Урожаи и посевы (Гротендик) - страница 149

Из моего «тумана», однако, можно почерпнуть еще кое-что в придачу к этой особенности, которую я уже начал в себе замечать несколько лет назад (лучше поздно, чем никогда!). Похоже, что в какой-то момент это стало для меня делом чести: неужели, черт побери, я не смогу «взять за рога» это утверждение раньше, чем его успеют произнести вслух! Если автором утверждения был какой-нибудь неизвестный талант, тут примешивался еще другой оттенок: хватит и того, что я (уж кто-кто, а я-то должен понимать в этом толк!) сам до этого не додумался! Довольно часто я действительно успевал додуматься раньше, и не только до этого утверждения; тогда я чувствовал себя совершенно иначе. Кажется, я всем своим видом говорил автору: «Прекрасно; теперь можете катиться к чертовой бабушке. Вернетесь с чем-нибудь поинтереснее.»

Именно так я держал себя в истории с «молокососом, забравшимся в мой огород». Я даже не знаю, набрел ли он тогда в своей работе на какие-нибудь интересные подробности, которые я бы в свое время, составляя «секретные наброски» будущих трудов, упустил из виду. Это, впрочем, не так уж важно>{85}. Итак, вопрос о том, как изменилась с годами моя восприимчивость к красоте в математике, наконец, начинает проясняться. Из этой истории видно, что она не осталась прежней — и перемены, по сути своей, достаточно глубоки. Можно сказать, что стоило мне закончить ту или иную работу в математике, как ее красота в моих глазах исчезала. Оставалось лишь честолюбие, которое требовало признания и наград. (При том, что я не всегда удосуживался выбрать время, чтобы опубликовать свою находку, это уже явно было чересчур.) Открытие в математике словно бы становилось моей собственностью, и я искал в нем уже не радости, но обладания. Так иной, познав женщину, становится глух к ее красоте — но, волочась за сотней других, все же не потерпит «соперника». В любви я считал себя выше этого, как будто нарочно стараясь не замечать, что к математике я относился именно так.
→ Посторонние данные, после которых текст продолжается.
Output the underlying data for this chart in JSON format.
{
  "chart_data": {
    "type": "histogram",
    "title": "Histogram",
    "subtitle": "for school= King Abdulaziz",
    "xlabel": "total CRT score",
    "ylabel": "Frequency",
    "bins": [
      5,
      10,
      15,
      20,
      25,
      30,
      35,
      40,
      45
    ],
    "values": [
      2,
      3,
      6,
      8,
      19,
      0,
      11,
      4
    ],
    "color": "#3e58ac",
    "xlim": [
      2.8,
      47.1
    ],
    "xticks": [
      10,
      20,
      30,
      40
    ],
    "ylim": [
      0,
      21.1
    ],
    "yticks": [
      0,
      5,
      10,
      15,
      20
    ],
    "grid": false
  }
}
Мне кажется, что этот настрой на грубое соревнование в математике («спортивный дух», если можно так выразиться) появился у меня в то время, когда он уже успел достаточно широко распространиться в нашей среде. Не берусь указать точно, когда он проник в наши круги, и не знаю, когда он стал для нас привычен, как воздух (которым дышали и наши ученики, приходя к нам). Могу только предположить, что это произошло где-то в шестидесятые годы; быть может, в конце шестидесятых — начале семидесятых. (Если так, никто из моих учеников не избежал влияния этого настроя; поддаться ли ему, каждый должен был решать для себя!) Чтобы уточнить время, нужно вспомнить еще какие-нибудь конкретные события — но сейчас ничего не приходит мне в голову.